アルゼンチンのシンガーソングライターであるレオン・ヒエコの曲。スタジオ・アルバムのファースト・シングル『魂のメッセージ』に収録されている。
1992年に発表され、ダニエル・ゴールドバーグによりプロデュースされた。チャーリー・ガルシアへ捧げた曲である。
この曲のタイトルは、歴史的とも言える、イタリア人作曲家アントニオ・サリエリのずるい考えを暗示して付けられている。そう、サリエリはウォルフガング・アマデウス・モーツアルトの曲を盗んだのである。
このような観点から、レオン・ヒエコは、チャーリー・ガルシアに影響を受けたアーティストはみんな、何らかの方法でチャーリーの曲を盗用している、という理論を打ち出し、この曲のタイトルを付けたのである。
出典:Wikipedia Los Salieris de Charly
参考)
アルゼンチンの国民的歌手・レオン・ヒエコの曲『Los Salieris de Charly』の映像はこちら。 04:27で「Siempre mencionamos a Pugliese! 」(いつもプグリエーセを口にしてるよ!)と歌っています。

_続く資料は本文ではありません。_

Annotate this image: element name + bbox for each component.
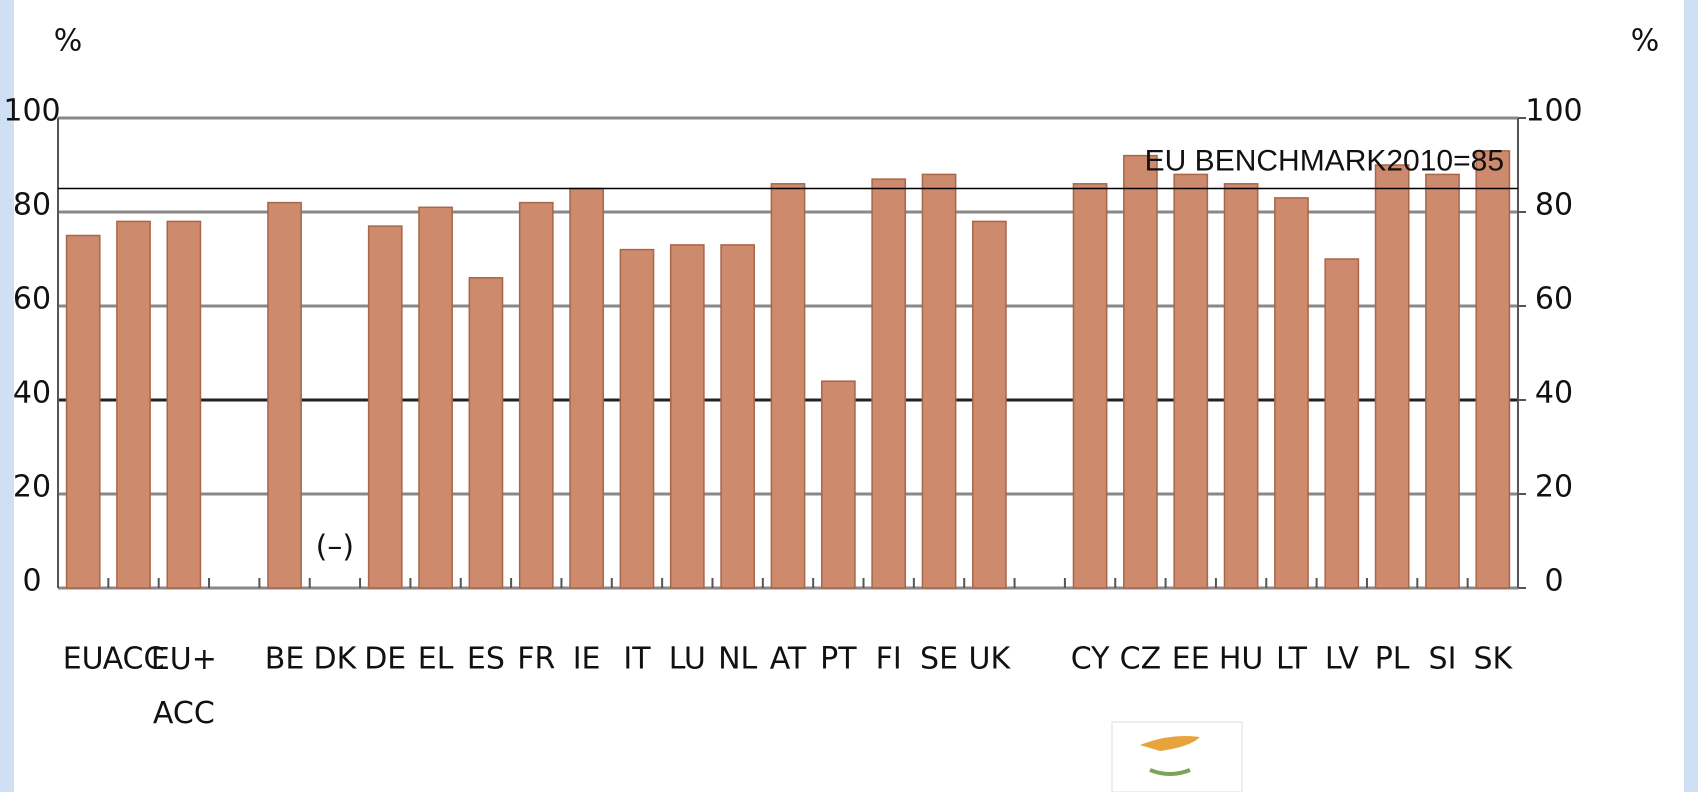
bar <box>1475 150 1511 589</box>
bar <box>166 220 202 589</box>
x-tick-label: ES <box>467 642 505 677</box>
y2-axis-label: % <box>1631 24 1660 59</box>
x-tick-label: FR <box>517 642 555 677</box>
x-tick-label: PL <box>1375 642 1410 677</box>
x-tick-label: DK <box>314 642 358 677</box>
bar <box>1425 173 1460 589</box>
bar <box>1374 164 1410 589</box>
bar <box>921 173 957 589</box>
x-tick-label: SE <box>920 642 958 677</box>
bar <box>518 201 554 589</box>
y2-tick-label: 40 <box>1535 376 1573 411</box>
bar <box>468 277 504 589</box>
y2-tick-label: 0 <box>1544 564 1563 599</box>
x-tick-label: LT <box>1276 642 1308 677</box>
bar <box>1173 173 1209 589</box>
bar <box>720 244 756 589</box>
y-tick-label: 40 <box>13 376 51 411</box>
bar <box>1274 197 1309 589</box>
x-tick-label: UK <box>969 642 1012 677</box>
bar <box>1223 183 1259 589</box>
bar <box>116 220 151 589</box>
y-tick-label: 100 <box>3 94 60 129</box>
y-axis-label: % <box>54 24 83 59</box>
x-tick-label: IT <box>623 642 651 677</box>
bar <box>871 178 907 589</box>
benchmark-label: EU BENCHMARK2010=85 <box>1145 144 1504 177</box>
x-tick-label: CZ <box>1120 642 1162 677</box>
y2-tick-label: 60 <box>1535 282 1573 317</box>
bar <box>65 234 101 589</box>
y-tick-label: 20 <box>13 470 51 505</box>
bar <box>619 248 655 589</box>
x-tick-label: SI <box>1429 642 1457 677</box>
x-tick-label: SK <box>1473 642 1513 677</box>
y2-tick-label: 80 <box>1535 188 1573 223</box>
bar <box>1072 183 1108 589</box>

こちらはレオン・ヒエコの『Alas de Tango』(タンゴ の翼)という曲。タイトルにTangoとあり、歌詞もタンゴのことを歌っていますが、曲調はタンゴではありません。とても素敵な曲なので、是非聞いてみて下さい。
※2:チャーリー・ガルシアのコンサートでのプグリエーセの奇跡について
ここでは文化省が掲載した記事『なぜプグリエーセは幸運を呼ぶの?』をご紹介。
プグリエーセが幸運を呼ぶ、と思われるようになった理由が分かりやすく、具体的に書かれています。実はやっとここで、プグリエーセの奇跡の詳細が明らかに・・・。
『なぜプグリエーセは幸運を呼ぶの?』
『プグリエーセ、プグリエーセ、プグリエーセ!』
彼の生誕にあたり、タンゴのマエストロを讃え、幸運を寄せるために彼を呼び出すという神話がどのように生まれたのかをお話ししよう。
“Suerte”(幸運を!)、“merd”(糞)、“éxitos” (盛況を!)
または
“Pugliese, Pugliese, Pugliese”
(これらは全て、幸運を呼ぶ、物事がうまく行くように願うときにかける言葉)
才能に溢れ、輝かしい音楽的キャリアを持つオズバルド・プグリエーセ。彼は最も著名なタンゴアーティストの一人となった。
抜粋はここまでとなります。